The Next Katrina? Laura Is Experiencing “Rapid Intensification” And Will Likely Make Landfall As “A Major Hurricane”

 

 

We need to keep a very close eye on this new “monster storm” that is brewing in the Gulf of Mexico.  Laura was officially declared to be a hurricane on Tuesday morning, and at this moment it is projected to make landfall along the Gulf Coast on either late Wednesday or early Thursday.  But before it does, it is expected to undergo a process known as “rapid intensification”, and that just happens to be the exact same process that Hurricane Katrina went through just before it absolutely devastated the city of New Orleans in 2005.  After undergoing “rapid intensification”, meteorologists are expecting Hurricane Laura to come ashore as a category 3 storm with winds “of around 115 mph”

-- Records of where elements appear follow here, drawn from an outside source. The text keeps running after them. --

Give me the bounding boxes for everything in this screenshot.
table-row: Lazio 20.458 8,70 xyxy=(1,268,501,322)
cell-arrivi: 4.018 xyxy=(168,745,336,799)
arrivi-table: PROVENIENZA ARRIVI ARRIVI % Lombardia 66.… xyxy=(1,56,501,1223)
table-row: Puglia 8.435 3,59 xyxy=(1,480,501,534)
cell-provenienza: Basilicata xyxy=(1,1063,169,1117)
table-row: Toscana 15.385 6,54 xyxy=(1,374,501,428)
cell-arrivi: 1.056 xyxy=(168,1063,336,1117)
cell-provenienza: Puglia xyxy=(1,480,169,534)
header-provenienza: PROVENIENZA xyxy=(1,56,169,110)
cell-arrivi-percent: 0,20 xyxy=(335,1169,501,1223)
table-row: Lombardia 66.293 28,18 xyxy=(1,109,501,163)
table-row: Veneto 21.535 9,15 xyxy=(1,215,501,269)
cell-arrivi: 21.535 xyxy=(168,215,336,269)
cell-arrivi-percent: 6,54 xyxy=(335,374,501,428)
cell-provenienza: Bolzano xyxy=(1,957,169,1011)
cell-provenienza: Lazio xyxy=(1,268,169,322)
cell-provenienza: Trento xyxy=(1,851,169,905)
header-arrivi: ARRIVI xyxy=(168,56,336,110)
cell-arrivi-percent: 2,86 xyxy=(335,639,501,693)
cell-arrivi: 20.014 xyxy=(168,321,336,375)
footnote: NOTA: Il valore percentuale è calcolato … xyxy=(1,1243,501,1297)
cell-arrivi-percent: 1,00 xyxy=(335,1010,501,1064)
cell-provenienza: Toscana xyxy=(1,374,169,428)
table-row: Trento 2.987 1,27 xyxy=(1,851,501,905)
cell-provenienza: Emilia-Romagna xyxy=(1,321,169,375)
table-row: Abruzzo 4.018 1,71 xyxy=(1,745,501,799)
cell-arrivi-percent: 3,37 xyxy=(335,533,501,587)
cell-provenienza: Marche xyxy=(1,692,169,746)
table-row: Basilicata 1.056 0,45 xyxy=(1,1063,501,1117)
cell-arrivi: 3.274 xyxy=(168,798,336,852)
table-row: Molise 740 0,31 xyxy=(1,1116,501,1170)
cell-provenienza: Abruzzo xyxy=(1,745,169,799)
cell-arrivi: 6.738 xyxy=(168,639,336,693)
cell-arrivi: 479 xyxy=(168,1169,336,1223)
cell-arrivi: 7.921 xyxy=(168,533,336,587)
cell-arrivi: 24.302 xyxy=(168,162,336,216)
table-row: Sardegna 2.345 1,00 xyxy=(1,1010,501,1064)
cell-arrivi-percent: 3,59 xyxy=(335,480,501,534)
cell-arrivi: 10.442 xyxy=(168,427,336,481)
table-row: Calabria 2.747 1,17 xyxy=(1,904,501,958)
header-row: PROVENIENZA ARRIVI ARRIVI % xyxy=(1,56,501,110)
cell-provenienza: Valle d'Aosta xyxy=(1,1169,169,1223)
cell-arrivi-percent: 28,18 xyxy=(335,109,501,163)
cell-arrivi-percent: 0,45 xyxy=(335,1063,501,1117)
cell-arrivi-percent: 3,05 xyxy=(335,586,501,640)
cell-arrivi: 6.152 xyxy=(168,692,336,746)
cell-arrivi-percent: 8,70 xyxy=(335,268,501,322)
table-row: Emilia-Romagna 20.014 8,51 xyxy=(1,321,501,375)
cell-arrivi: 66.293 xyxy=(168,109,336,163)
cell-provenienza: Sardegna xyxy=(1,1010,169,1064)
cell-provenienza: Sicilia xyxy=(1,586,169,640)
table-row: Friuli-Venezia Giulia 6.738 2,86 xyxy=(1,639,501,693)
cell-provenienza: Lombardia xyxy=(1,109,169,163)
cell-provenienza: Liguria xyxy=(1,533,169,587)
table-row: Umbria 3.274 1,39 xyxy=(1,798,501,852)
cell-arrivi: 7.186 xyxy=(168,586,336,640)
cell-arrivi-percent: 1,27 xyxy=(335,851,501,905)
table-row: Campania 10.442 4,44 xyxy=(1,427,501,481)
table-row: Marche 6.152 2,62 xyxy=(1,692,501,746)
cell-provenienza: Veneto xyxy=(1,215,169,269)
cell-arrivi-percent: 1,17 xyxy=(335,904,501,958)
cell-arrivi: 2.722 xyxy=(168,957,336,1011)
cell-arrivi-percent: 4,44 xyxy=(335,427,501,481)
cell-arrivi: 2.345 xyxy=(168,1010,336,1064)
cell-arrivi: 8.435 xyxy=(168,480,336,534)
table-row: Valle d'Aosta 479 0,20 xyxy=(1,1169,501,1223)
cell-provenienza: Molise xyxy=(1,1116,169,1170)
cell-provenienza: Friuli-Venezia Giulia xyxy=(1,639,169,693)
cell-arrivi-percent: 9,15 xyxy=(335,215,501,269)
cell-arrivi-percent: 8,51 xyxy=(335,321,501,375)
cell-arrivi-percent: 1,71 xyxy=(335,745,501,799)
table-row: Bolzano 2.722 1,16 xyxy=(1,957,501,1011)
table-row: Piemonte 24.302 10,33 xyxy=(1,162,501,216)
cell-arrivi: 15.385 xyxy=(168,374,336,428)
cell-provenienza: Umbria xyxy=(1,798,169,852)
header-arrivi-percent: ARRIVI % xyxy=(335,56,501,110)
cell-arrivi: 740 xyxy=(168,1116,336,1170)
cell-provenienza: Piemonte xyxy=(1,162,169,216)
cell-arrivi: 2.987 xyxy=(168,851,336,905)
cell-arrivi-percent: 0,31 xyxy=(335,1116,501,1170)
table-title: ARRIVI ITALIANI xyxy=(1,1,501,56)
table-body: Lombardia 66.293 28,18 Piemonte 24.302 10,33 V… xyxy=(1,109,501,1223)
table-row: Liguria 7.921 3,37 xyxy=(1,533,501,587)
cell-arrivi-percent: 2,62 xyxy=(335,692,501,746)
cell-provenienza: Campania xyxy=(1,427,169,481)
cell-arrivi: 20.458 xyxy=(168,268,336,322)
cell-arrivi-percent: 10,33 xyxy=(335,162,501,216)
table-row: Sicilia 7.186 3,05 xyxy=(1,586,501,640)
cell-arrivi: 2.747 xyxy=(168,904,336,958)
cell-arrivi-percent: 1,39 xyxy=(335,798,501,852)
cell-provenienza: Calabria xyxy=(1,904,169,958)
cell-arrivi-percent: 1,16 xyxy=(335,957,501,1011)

Hurricane Laura will make landfall as a major hurricane, with winds of around 115 mph and a storm surge up to 13 feet, when it strikes near the Louisiana-Texas border late Wednesday or early Thursday, according to the National Hurricane Center.

 

The storm surge estimates are “staggering amounts, life-threatening amounts,” NHC Director Ken Graham said.

 

At this point, hundreds of thousands of people living along the Gulf Coast have already been evacuated, and we are being told that this storm could cause “devastating damage” to coastal communities…

 

Laura is expected to become a Category 3 storm, which routinely cause “devastating damage” to homes, trees and infrastructure, according to the National Weather Service. Recent Category 3 storms include Harvey, which hit Texas in 2017, and Rita, which hit Louisiana in 2005.

When Hurricane Katrina made landfall in 2005, it was also a category 3 storm with top winds of approximately 125 mph.

 

So if current forecasts are accurate, Laura will be a slightly less powerful storm than Katrina was.